|Form||50% Glycerol soluttion + Buffer 10x|
|Purity||>95% by SDS PAGE|
Tick-Taq DNA Polymerase is a genetically modified version of Taq DNA polymerase optimized for all standard PCR applications. It provides higher sensitivity, longer PCR products and higher yields compared to conventional Taq DNA polymerases. Tick-Taq DNA Polymerase could be used with the same cycling conditions as conventional Taq DNA polymerase with minimum optimization. It is supplied with optimized Tick-Taq 10x buffer, which includes 20 mM MgCl2.

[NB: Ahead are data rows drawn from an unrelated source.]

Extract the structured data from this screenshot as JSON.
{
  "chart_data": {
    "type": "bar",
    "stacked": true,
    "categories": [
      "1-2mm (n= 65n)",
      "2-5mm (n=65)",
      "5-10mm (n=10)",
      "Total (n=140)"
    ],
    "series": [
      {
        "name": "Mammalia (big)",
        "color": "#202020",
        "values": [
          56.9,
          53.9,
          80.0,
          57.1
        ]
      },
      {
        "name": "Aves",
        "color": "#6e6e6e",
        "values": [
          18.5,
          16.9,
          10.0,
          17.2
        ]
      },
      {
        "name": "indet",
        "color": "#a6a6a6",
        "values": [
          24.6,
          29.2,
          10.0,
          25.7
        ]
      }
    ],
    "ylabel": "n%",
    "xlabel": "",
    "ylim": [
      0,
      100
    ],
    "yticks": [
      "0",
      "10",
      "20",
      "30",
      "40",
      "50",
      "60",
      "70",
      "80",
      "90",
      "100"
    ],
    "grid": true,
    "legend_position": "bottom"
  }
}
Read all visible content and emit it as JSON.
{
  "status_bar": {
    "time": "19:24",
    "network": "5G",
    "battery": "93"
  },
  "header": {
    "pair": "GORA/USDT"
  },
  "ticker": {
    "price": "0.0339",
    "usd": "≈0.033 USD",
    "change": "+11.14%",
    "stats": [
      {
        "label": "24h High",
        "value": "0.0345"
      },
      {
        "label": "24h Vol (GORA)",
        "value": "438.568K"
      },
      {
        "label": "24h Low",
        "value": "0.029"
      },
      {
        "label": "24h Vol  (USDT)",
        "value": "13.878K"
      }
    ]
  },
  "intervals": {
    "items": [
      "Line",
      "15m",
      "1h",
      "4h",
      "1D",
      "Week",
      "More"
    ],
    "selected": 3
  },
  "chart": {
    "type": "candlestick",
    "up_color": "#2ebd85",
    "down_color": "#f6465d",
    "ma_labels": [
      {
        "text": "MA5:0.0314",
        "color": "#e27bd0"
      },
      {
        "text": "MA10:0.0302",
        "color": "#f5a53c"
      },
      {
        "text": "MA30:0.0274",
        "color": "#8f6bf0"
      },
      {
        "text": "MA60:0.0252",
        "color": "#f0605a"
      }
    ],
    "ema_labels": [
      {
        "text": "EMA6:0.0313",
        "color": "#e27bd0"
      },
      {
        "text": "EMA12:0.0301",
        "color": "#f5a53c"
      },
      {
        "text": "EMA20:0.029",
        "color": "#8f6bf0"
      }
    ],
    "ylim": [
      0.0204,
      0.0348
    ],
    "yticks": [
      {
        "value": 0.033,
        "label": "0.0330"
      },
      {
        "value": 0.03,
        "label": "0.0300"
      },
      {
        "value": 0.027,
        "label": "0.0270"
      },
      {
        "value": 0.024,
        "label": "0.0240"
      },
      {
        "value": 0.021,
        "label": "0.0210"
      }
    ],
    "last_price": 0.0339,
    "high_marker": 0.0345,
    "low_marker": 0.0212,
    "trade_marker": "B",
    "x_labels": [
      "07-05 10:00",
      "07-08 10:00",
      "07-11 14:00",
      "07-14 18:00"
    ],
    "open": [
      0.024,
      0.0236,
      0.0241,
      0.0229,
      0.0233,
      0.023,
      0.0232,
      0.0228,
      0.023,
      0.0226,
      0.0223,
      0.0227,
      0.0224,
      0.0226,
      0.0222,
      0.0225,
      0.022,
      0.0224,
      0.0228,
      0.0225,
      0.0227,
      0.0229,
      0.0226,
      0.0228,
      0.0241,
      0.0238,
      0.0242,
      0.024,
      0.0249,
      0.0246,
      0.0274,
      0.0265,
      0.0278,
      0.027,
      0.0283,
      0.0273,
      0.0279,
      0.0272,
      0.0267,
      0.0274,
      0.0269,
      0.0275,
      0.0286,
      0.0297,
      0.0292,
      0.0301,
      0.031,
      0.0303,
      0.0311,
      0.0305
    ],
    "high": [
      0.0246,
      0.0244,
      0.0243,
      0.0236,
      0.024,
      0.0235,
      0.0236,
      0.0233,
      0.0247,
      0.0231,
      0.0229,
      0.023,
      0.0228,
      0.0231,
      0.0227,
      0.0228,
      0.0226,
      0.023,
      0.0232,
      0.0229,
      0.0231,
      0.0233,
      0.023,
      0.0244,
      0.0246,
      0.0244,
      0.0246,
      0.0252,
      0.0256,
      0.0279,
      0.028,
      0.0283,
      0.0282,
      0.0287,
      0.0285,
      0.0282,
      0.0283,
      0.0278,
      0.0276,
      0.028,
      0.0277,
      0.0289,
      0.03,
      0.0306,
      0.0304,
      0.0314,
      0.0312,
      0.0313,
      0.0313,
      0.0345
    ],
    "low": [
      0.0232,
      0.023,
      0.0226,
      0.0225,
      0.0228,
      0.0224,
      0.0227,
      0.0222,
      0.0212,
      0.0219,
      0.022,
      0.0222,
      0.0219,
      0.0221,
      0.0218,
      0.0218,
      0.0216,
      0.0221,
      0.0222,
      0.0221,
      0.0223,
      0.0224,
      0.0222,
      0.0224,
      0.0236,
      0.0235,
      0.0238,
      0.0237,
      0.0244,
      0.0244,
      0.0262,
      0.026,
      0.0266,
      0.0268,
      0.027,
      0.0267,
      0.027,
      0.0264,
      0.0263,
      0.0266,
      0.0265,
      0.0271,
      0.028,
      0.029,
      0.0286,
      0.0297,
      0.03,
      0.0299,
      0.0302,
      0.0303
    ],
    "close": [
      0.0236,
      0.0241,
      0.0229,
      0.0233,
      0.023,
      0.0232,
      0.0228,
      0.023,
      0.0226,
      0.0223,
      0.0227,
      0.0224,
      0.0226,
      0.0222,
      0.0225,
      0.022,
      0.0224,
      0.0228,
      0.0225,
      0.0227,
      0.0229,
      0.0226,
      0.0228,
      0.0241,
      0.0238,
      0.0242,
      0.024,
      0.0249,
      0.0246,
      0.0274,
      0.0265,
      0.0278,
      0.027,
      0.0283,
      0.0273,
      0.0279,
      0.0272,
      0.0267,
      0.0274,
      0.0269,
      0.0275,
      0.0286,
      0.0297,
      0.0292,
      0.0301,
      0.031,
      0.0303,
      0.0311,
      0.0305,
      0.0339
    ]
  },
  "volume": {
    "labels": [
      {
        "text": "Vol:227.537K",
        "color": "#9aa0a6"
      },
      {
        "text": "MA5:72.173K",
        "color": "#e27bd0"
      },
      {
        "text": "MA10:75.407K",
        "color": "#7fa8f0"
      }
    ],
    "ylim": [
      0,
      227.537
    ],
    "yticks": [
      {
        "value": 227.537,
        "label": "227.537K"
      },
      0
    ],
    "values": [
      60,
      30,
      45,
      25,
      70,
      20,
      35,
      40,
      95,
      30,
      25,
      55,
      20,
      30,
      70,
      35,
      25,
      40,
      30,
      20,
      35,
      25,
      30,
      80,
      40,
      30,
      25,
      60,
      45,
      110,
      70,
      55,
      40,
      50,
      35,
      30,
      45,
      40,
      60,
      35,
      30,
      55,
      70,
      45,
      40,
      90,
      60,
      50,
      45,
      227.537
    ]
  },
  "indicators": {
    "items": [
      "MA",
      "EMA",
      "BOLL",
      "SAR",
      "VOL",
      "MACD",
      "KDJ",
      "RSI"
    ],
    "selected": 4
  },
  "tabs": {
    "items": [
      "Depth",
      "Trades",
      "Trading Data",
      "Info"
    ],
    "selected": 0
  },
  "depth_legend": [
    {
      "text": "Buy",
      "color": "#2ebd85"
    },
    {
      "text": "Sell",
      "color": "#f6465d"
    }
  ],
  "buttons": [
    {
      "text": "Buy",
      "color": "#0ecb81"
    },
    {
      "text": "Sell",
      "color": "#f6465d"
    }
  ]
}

Tick-Taq DNA polymerase is a highly pure recombinant enzyme with a high processivity. It contains His6 tag and could be efficiently removed for downstream applications. It is supplied with proprietary Tick-Taq 10x buffer, which includes KCl, (NH4)2SO4 and 20 mM MgCl2. The concentration is 5 U/ul. Typical reaction setup (25-45 cycles): Initial denaturation: 95°C 1-3 min, Denaturation: 95°C 30 s, Annealing: Tm-5°C 30 s, Extension*: 72°C 1 min, Final Extension: 72°C 5-15 min. *The recommended extension time is 1 min for PCR products up to 2 kb. For longer products, the extension time should be prolonged by 1 min/kb.
PCR reactions, PCR labeling - effectively incorporates modified dUTP (Biotin, Digoxigenin, Fluorescein), PCR Mutagenesis, Fill-in reactions, Primer extension, T/A cloning
Storage buffer: 50mM Tris pH 8.0, 150 mM NaCl, 1 mM DTT, 0.1mM EDTA, 0.5% (v/v) Tween 20, 50% (v/v) glycerol
Product overhang: 3'-A
Store at -20°C
For research use only. Not for use in diagnostic procedures.